In this module we provide very small samples of data to help users validate some functions.

The 3 small data sets are:

  • Tick data (2011/07/31 - 2011/07/31)

  • Dollar Bars Data Structure (2015/01/01 - 2015/01/29)

  • ETF Dataset (2008 - 2016)

Tick Data

MlFinLab provides a sample (2011/07/31 - 2011/07/31) of tick data for E-Mini S&P 500 futures which can be used to test bar compression algorithms, microstructural features, etc. Tick data sample consists of Timestamp, Price and Volume.

load_tick_sample() DataFrame

Loads E-Mini S&P 500 futures tick data sample.

Returns:

(pd.DataFrame) Frame with tick data sample.

Dollar Bars

We also provide a sample (2015/01/01 - 2015/01/29) of dollar bars for E-Mini S&P 500 futures. Data set structure:

  • Open price (open)

  • High price (high)

  • Low price (low)

  • Close price (close)

  • Volume (cum_volume)

  • Dollar volume traded (cum_dollar)

  • Number of ticks inside of bar (cum_ticks)

Tip

You can find more information on dollar bars and other bar compression algorithms in Data Structures

load_dollar_bar_sample() DataFrame

Loads E-Mini S&P 500 futures dollar bars data sample.

Returns:

(pd.DataFrame) Frame with dollar bar data sample.

ETF Prices

The data set consists of close prices for:
  • EEM, EWG, TIP, EWJ, EFA, IEF, EWQ, EWU, XLB, XLE, XLF, LQD, XLK, XLU, EPP, FXI, VGK, VPL, SPY, TLT, BND, CSJ, DIA

  • From 2008 till 2016.

It can be used to test and validate portfolio optimization techniques.

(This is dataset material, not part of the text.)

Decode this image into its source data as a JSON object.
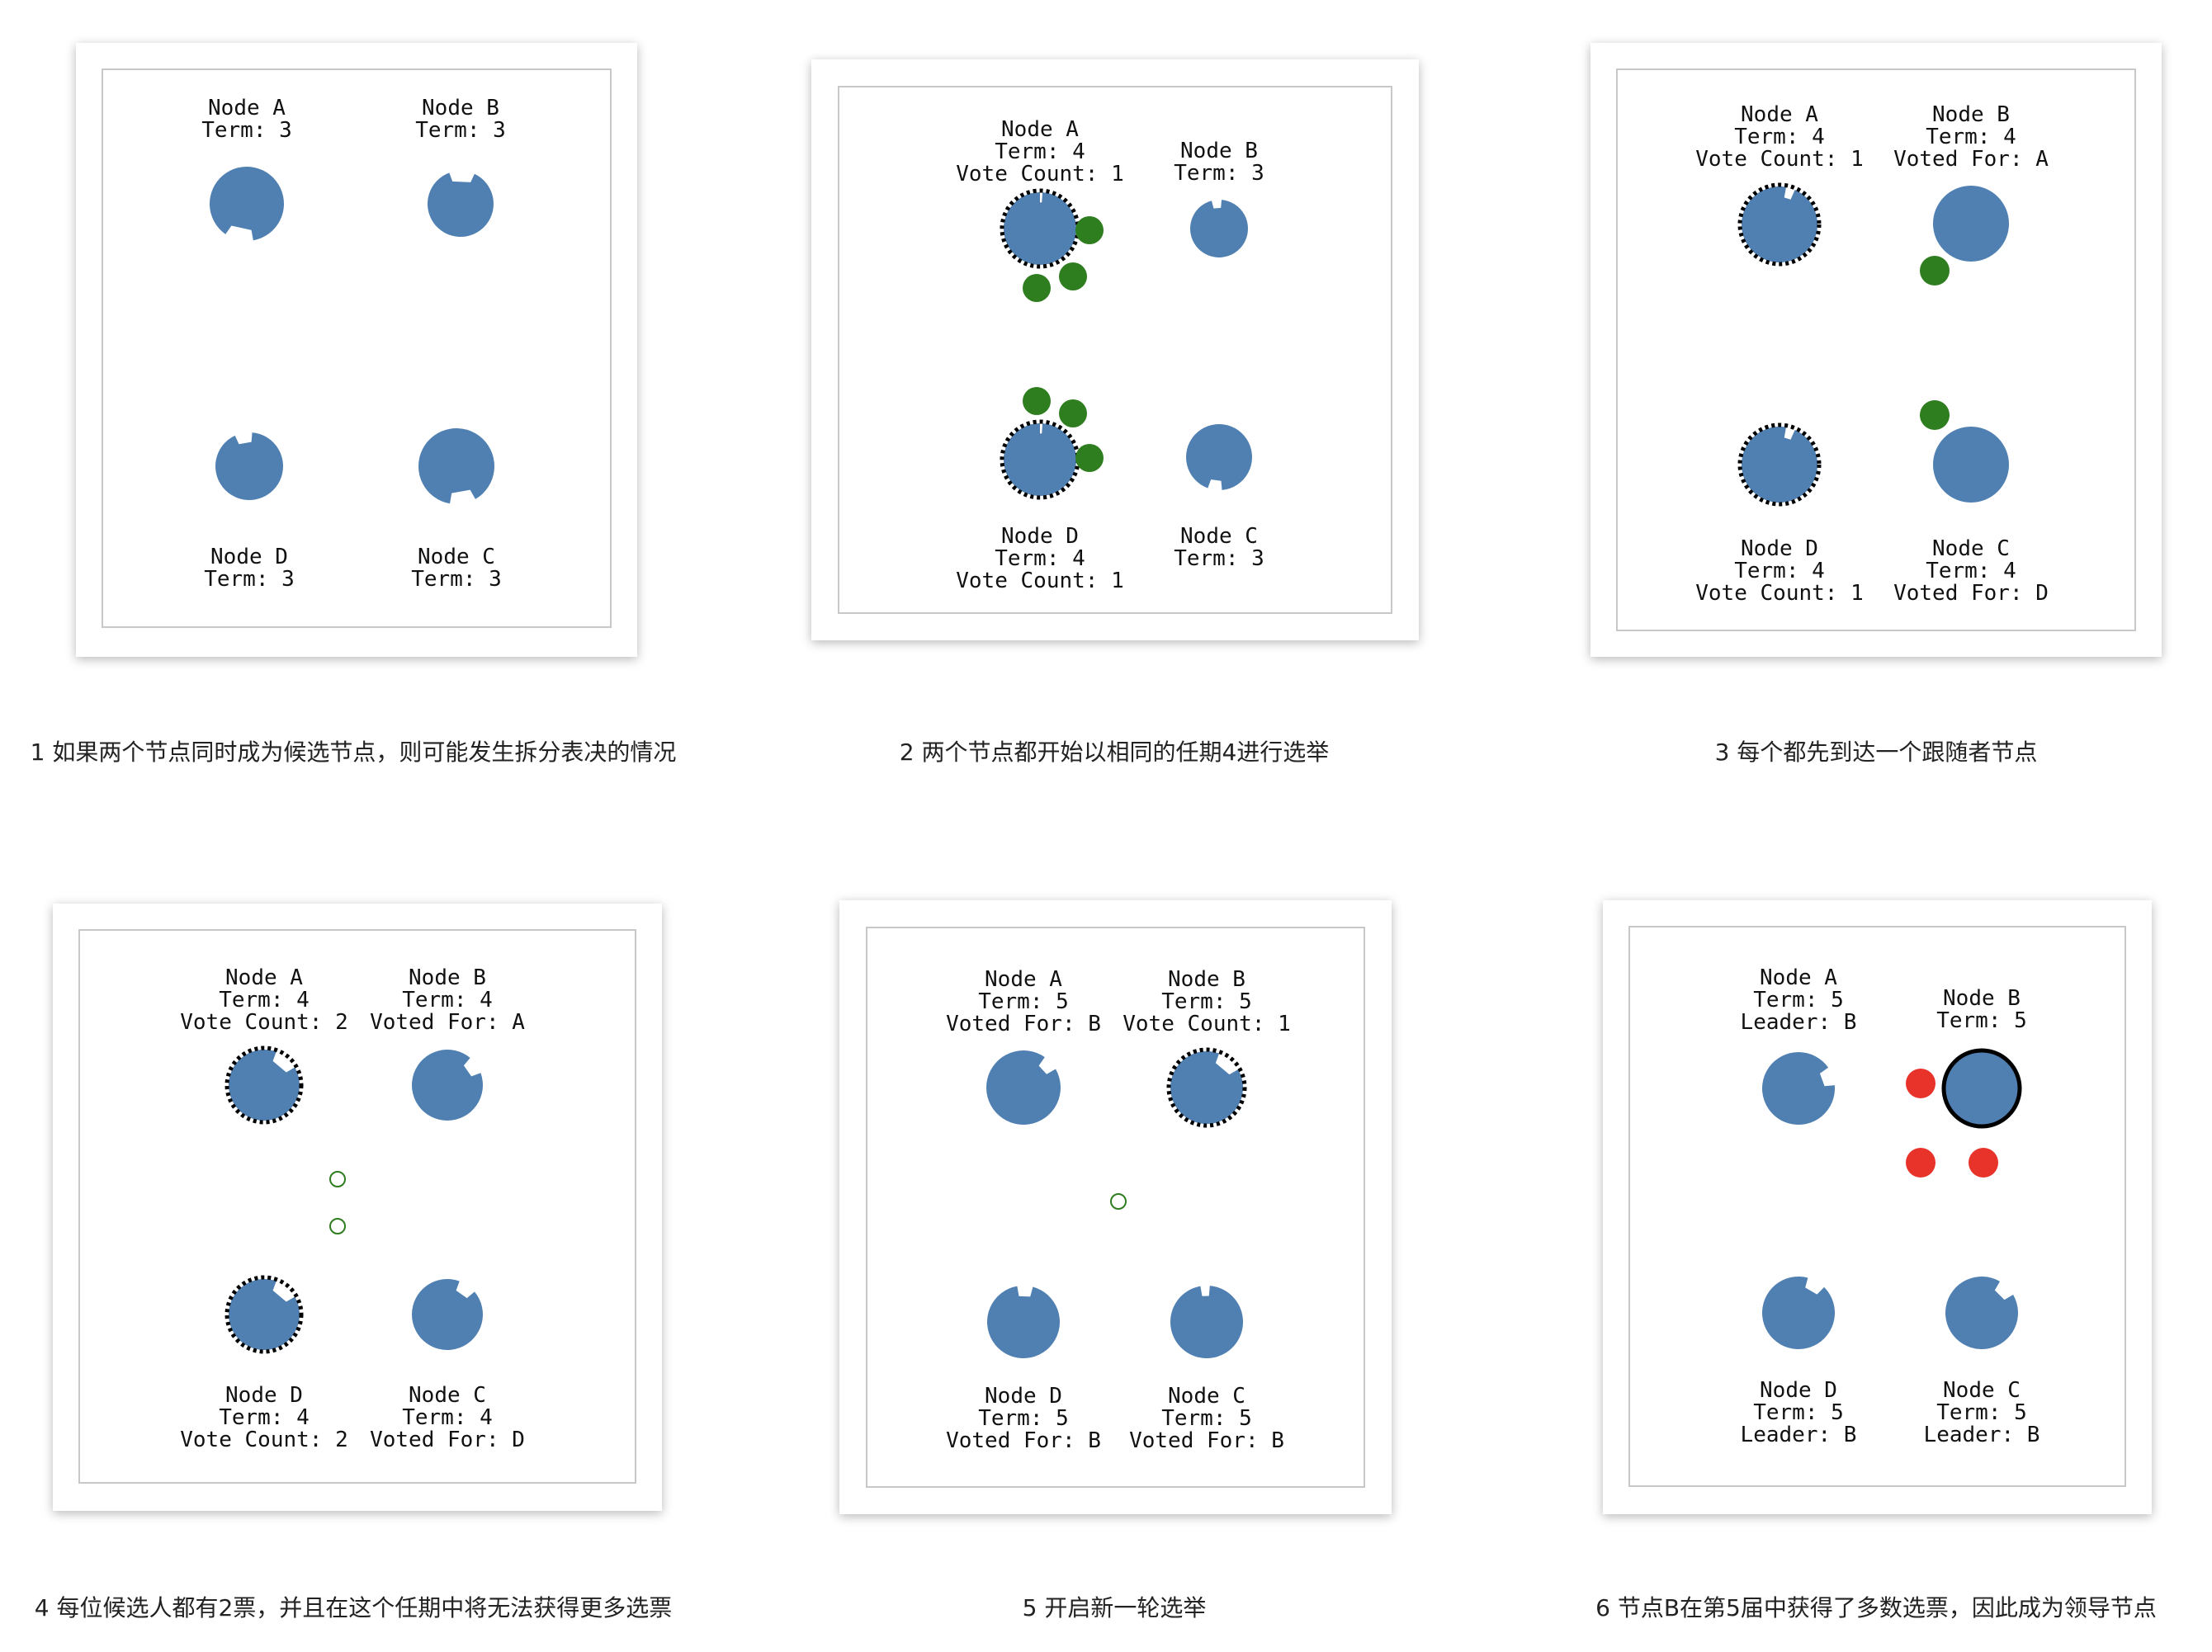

load_stock_prices() DataFrame

Loads stock prices data sets consisting of EEM, EWG, TIP, EWJ, EFA, IEF, EWQ, EWU, XLB, XLE, XLF, LQD, XLK, XLU, EPP, FXI, VGK, VPL, SPY, TLT, BND, CSJ, DIA starting from 2008 till 2016.

Returns:

(pd.DataFrame) The stock_prices data frame.

Example Code

from mlfinlab.datasets import (load_tick_sample, load_stock_prices, load_dollar_bar_sample)

tick_df = load_tick_sample()
dollar_bars_df = load_dollar_bar_sample()
stock_prices_df = load_stock_prices()